At its meeting Monday, July 22, council approved a transfer of $175,000 from the general fund to the engineering budget, which originally was allotted only $50,000 for the year.
"It's difficult to predict how much you'll need, and this year, things are really kicking into high gear," Director of Engineering Services Bill Ferrigno said.
The demand for engineering services will come in large part from residential development. The Traditions at Carson Farms and Communities at Glenross are slated to begin construction soon, and Heatherton, Preserve at Quail Pass and Stavroff Residential are are planned to begin taking shape this fall.
Delaware Place, Springer Woods and Braumiller Estates also have development slated for this year.
Future business developments include CVS, Brown Jug Storage and a Chesrown auto dealership.
"This is a good sign for our development and our economy," City Manager Tom Homan told council before it unanimously approved the extra funds.
The $175,000 will be used to hire five building inspectors who will work on contract from August to October, when construction will begin on the bulk of the upcoming development projects, Ferrigno said. A full-time construction manager also will join the department that's currently staffed with eight workers.

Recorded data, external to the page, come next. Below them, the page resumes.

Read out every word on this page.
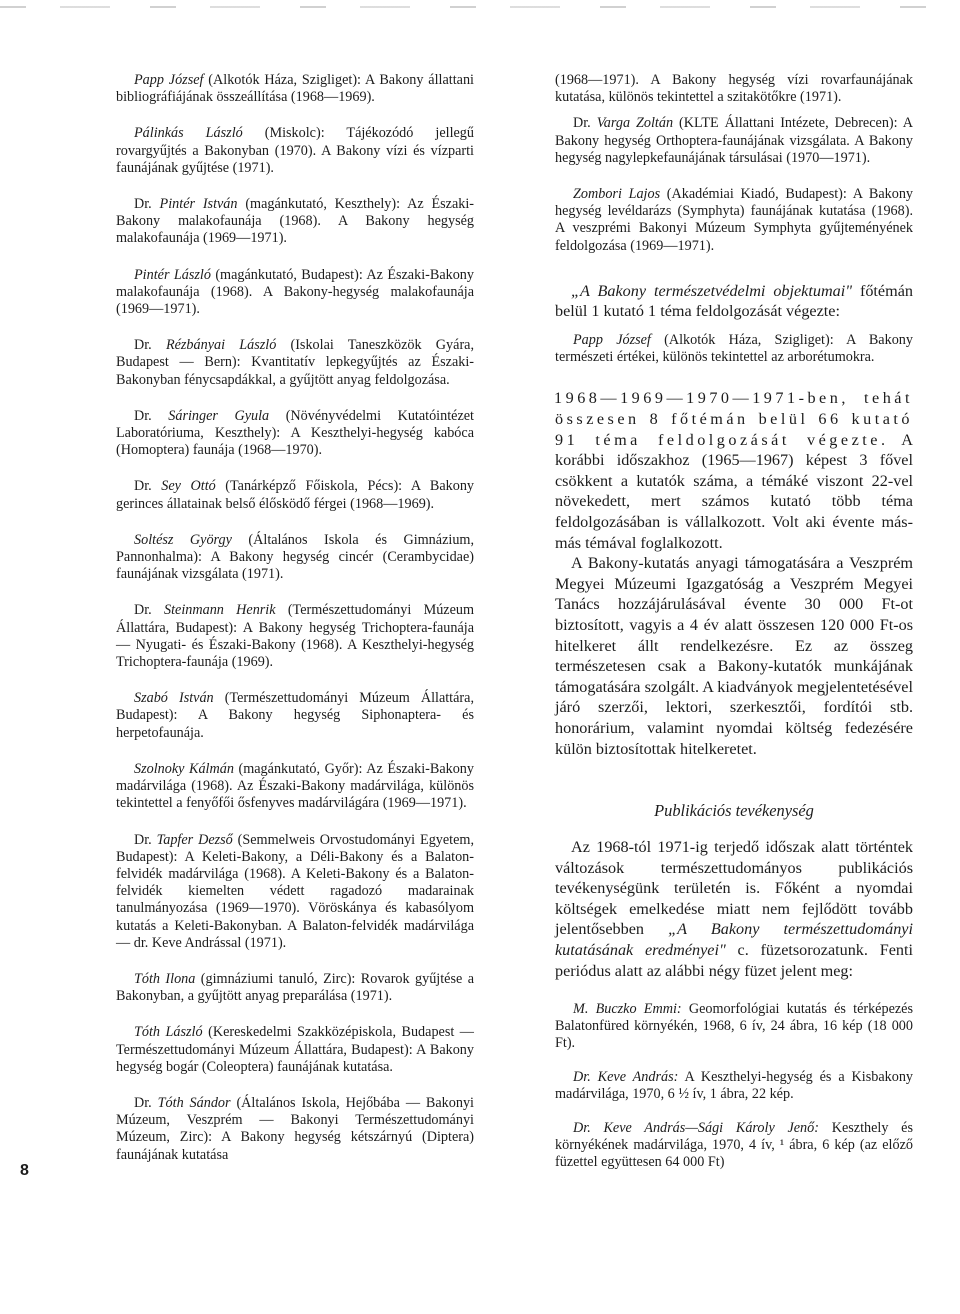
Papp József (Alkotók Háza, Szigliget): A Bakony állattani bibliográfiájának összeállítása (1968—1969).

Pálinkás László (Miskolc): Tájékozódó jellegű rovargyűjtés a Bakonyban (1970). A Bakony vízi és vízparti faunájának gyűjtése (1971).

Dr. Pintér István (magánkutató, Keszthely): Az Északi-Bakony malakofaunája (1968). A Bakony hegység malakofaunája (1969—1971).

Pintér László (magánkutató, Budapest): Az Északi-Bakony malakofaunája (1968). A Bakony-hegység malakofaunája (1969—1971).

Dr. Rézbányai László (Iskolai Taneszközök Gyára, Budapest — Bern): Kvantitatív lepkegyűjtés az Északi-Bakonyban fénycsapdákkal, a gyűjtött anyag feldolgozása.

Dr. Sáringer Gyula (Növényvédelmi Kutatóintézet Laboratóriuma, Keszthely): A Keszthelyi-hegység kabóca (Homoptera) faunája (1968—1970).

Dr. Sey Ottó (Tanárképző Főiskola, Pécs): A Bakony gerinces állatainak belső élősködő férgei (1968—1969).

Soltész György (Általános Iskola és Gimnázium, Pannonhalma): A Bakony hegység cincér (Cerambycidae) faunájának vizsgálata (1971).

Dr. Steinmann Henrik (Természettudományi Múzeum Állattára, Budapest): A Bakony hegység Trichoptera-faunája — Nyugati- és Északi-Bakony (1968). A Keszthelyi-hegység Trichoptera-faunája (1969).

Szabó István (Természettudományi Múzeum Állattára, Budapest): A Bakony hegység Siphonaptera- és herpetofaunája.

Szolnoky Kálmán (magánkutató, Győr): Az Északi-Bakony madárvilága (1968). Az Északi-Bakony madárvilága, különös tekintettel a fenyőfői ősfenyves madárvilágára (1969—1971).

Dr. Tapfer Dezső (Semmelweis Orvostudományi Egyetem, Budapest): A Keleti-Bakony, a Déli-Bakony és a Balaton-felvidék madárvilága (1968). A Keleti-Bakony és a Balaton-felvidék kiemelten védett ragadozó madarainak tanulmányozása (1969—1970). Vöröskánya és kabasólyom kutatás a Keleti-Bakonyban. A Balaton-felvidék madárvilága — dr. Keve Andrással (1971).

Tóth Ilona (gimnáziumi tanuló, Zirc): Rovarok gyűjtése a Bakonyban, a gyűjtött anyag preparálása (1971).

Tóth László (Kereskedelmi Szakközépiskola, Budapest — Természettudományi Múzeum Állattára, Budapest): A Bakony hegység bogár (Coleoptera) faunájának kutatása.

Dr. Tóth Sándor (Általános Iskola, Hejőbába — Bakonyi Múzeum, Veszprém — Bakonyi Természettudományi Múzeum, Zirc): A Bakony hegység kétszárnyú (Diptera) faunájának kutatása

(1968—1971). A Bakony hegység vízi rovarfaunájának kutatása, különös tekintettel a szitakötőkre (1971).

Dr. Varga Zoltán (KLTE Állattani Intézete, Debrecen): A Bakony hegység Orthoptera-faunájának vizsgálata. A Bakony hegység nagylepkefaunájának társulásai (1970—1971).

Zombori Lajos (Akadémiai Kiadó, Budapest): A Bakony hegység levéldarázs (Symphyta) faunájának kutatása (1968). A veszprémi Bakonyi Múzeum Symphyta gyűjteményének feldolgozása (1969—1971).

„A Bakony természetvédelmi objektumai" főtémán belül 1 kutató 1 téma feldolgozását végezte:

Papp József (Alkotók Háza, Szigliget): A Bakony természeti értékei, különös tekintettel az arborétumokra.

1968—1969—1970—1971-ben, tehát összesen 8 főtémán belül 66 kutató 91 téma feldolgozását végezte. A korábbi időszakhoz (1965—1967) képest 3 fővel csökkent a kutatók száma, a témáké viszont 22-vel növekedett, mert számos kutató több téma feldolgozásában is vállalkozott. Volt aki évente más-más témával foglalkozott.

A Bakony-kutatás anyagi támogatására a Veszprém Megyei Múzeumi Igazgatóság a Veszprém Megyei Tanács hozzájárulásával évente 30 000 Ft-ot biztosított, vagyis a 4 év alatt összesen 120 000 Ft-os hitelkeret állt rendelkezésre. Ez az összeg természetesen csak a Bakony-kutatók munkájának támogatására szolgált. A kiadványok megjelentetésével járó szerzői, lektori, szerkesztői, fordítói stb. honorárium, valamint nyomdai költség fedezésére külön biztosítottak hitelkeretet.

Publikációs tevékenység

Az 1968-tól 1971-ig terjedő időszak alatt történtek változások természettudományos publikációs tevékenységünk területén is. Főként a nyomdai költségek emelkedése miatt nem fejlődött tovább jelentősebben „A Bakony természettudományi kutatásának eredményei" c. füzetsorozatunk. Fenti periódus alatt az alábbi négy füzet jelent meg:

M. Buczko Emmi: Geomorfológiai kutatás és térképezés Balatonfüred környékén, 1968, 6 ív, 24 ábra, 16 kép (18 000 Ft).

Dr. Keve András: A Keszthelyi-hegység és a Kisbakony madárvilága, 1970, 6 ½ ív, 1 ábra, 22 kép.

Dr. Keve András—Sági Károly Jenő: Keszthely és környékének madárvilága, 1970, 4 ív, ¹ ábra, 6 kép (az előző füzettel együttesen 64 000 Ft)

8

Ferrigno pointed out the appropriations would pay off in the long run, because the engineering department anticipates collecting an estimated $203,189 in service fees.
The Preserve at Quail Pass apartment complex is the latest to announce development for the fall. At the July 22 meeting, council approved the final development plan for the complex that, once finished, will feature 340 two-bedroom apartments.
The first phase of the project will begin this fall when 94 homes are built. Andy Warnock of the community's developer, Redwood Acquisitions, said he expects the 1,300-square-foot apartments near the Glenwood Commons business district to rent quickly.
"We see these apartments filling a niche in the market for two-car attached garages, because that's the No. 1 amenity people are looking for, especially in Ohio," Warnock said. "We think the demand will be high, but we're going to build one phase at a time."
Council also approved a final development plan that calls for the expansion of Buehler's.
The grocery store that sits on more than 17 acres on West Central Avenue has proposed the development of two commercial buildings in front of its existing location.
Work would include completion of a sidewalk along West Central Avenue as well as the installation of a traffic signal and additional lanes.
The plan calls for the 85,000-square-foot brick buildings to include a 90-seat restaurant and a parking lot that won't be visible from the street.
During a public meeting in March, neighbors of the development were in favor of the expansion, said city Planning and Community Development Director Dave Efland.
Upgrades to the area are not expected to begin in 2013.